Originally Posted by timnz
The French Open had regained full prestige of a Grand Slam since the mid to late 1970's ie well before the late 80's. It has equal status with Wimbledon and the US open in the period you refer to. The Australian Open started to regain it starting in 1983 when players like McEnroe, Lendl and Wilander came - that process of rehabilitation came to full fruition in 1988 with the change of venue and change to hard court and the expansion of the field to 128.
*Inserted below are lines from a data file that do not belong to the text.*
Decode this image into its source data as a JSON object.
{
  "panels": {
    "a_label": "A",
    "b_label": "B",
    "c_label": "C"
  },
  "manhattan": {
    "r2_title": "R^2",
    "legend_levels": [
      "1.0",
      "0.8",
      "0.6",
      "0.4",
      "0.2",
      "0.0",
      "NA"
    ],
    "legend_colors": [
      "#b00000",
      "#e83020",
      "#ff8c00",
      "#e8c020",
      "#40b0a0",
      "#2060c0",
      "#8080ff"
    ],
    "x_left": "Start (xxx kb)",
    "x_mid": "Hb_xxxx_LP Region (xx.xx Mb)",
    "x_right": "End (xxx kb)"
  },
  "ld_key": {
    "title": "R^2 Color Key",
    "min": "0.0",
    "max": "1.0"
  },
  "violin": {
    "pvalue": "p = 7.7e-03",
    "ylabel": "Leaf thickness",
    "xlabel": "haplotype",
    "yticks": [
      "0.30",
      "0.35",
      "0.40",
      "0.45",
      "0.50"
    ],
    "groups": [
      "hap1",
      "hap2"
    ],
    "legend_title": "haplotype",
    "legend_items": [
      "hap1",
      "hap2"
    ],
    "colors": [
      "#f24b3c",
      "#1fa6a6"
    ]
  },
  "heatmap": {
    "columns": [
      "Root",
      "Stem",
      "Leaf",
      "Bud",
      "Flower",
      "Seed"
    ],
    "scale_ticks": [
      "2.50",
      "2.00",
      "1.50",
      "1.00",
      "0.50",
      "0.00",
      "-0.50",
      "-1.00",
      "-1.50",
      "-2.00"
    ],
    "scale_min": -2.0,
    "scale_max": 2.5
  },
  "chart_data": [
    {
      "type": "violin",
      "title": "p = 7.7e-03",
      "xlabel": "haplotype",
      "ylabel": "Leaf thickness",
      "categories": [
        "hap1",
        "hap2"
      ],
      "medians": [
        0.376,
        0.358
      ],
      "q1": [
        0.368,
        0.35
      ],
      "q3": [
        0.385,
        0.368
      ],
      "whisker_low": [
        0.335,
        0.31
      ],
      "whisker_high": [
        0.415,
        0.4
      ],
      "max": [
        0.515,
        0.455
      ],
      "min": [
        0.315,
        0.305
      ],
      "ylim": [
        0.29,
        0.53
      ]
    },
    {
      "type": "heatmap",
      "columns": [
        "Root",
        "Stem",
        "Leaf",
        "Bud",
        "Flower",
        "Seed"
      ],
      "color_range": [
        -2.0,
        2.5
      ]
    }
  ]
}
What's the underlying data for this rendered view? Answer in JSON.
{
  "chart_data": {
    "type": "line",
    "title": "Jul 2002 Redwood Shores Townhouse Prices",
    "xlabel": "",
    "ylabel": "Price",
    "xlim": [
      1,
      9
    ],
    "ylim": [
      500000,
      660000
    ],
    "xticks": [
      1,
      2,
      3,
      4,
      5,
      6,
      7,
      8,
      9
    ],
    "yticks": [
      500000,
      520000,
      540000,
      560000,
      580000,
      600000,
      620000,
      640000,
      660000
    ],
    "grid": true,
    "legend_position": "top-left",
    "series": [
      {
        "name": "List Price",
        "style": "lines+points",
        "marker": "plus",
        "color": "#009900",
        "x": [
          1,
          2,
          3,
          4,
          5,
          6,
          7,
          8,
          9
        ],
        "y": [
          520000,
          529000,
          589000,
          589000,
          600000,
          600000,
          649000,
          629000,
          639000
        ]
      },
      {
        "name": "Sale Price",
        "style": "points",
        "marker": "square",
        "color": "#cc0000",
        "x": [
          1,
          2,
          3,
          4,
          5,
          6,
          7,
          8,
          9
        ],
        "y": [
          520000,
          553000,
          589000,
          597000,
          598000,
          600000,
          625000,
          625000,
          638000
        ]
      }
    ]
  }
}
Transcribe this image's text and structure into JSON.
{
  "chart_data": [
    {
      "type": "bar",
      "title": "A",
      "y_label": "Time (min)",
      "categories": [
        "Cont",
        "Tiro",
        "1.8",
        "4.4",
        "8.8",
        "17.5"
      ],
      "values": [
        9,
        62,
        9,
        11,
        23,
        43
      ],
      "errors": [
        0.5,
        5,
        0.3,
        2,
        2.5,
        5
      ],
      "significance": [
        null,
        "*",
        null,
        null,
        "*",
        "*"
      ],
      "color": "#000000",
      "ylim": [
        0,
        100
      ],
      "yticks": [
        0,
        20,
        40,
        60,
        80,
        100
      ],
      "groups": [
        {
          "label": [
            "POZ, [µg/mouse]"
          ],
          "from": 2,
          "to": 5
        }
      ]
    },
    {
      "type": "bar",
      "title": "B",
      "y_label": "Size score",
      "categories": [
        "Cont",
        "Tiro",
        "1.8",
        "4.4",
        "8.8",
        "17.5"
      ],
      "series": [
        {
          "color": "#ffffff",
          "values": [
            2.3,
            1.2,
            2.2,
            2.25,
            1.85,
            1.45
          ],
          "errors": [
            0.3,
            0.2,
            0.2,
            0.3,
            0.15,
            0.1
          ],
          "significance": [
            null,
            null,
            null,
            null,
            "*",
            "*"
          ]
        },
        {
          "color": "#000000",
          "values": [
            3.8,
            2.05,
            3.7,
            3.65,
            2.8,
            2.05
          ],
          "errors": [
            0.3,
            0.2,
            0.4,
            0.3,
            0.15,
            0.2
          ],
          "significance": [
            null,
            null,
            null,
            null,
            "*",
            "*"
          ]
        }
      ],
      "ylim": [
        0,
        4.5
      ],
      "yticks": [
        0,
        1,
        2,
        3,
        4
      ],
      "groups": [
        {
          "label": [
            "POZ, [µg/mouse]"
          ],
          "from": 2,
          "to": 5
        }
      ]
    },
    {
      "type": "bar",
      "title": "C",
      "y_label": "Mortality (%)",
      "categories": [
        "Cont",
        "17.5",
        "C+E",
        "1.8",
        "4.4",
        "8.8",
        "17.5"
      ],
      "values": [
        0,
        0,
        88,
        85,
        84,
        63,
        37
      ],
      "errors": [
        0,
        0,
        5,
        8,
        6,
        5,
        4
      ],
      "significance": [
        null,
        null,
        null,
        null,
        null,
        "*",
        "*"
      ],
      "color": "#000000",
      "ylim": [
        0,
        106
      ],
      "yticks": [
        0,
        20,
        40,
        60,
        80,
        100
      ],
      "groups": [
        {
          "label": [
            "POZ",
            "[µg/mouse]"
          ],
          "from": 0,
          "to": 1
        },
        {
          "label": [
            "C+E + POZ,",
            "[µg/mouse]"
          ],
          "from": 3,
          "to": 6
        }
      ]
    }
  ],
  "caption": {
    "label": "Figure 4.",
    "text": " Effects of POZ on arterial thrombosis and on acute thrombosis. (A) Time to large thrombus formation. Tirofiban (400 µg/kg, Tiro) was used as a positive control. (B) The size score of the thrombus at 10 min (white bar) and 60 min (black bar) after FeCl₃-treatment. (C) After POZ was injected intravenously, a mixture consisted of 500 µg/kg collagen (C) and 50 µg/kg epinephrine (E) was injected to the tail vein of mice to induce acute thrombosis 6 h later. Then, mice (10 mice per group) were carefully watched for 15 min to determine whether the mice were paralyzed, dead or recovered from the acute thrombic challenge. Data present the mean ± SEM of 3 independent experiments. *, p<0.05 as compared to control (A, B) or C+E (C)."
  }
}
re. McEnroe - keep in mind that he competed at the event in December 1983 (only a month before his peak year and he was number 1), December 1985 (when he still was number 3) - he was only 24 and 26- all on Grass - which suited him. So if it was a lesser event - it should have been easier for him to win ....but he didn't. (having said that reading his biography his mind wasn't in the 1985 event - but that was his problem, it shouldn't be an excuse). So it is a bit of a myth that some hold that McEnroe didn't really compete at the Australian Open as a top player.
On the other hand, I am in agreement that more credit needs to be put against Mac for his WCT finals wins. His 5 wins tend to get swept under the carpet. Memory is short in tennis. The WCT finals was a very big event.
No doubt. The way they publicized it at the time in the 1970's you often would think the WCT Championship was the biggest tournament in the world. I think they did call the winner the World Champion of Tennis. It was a different value system in those days.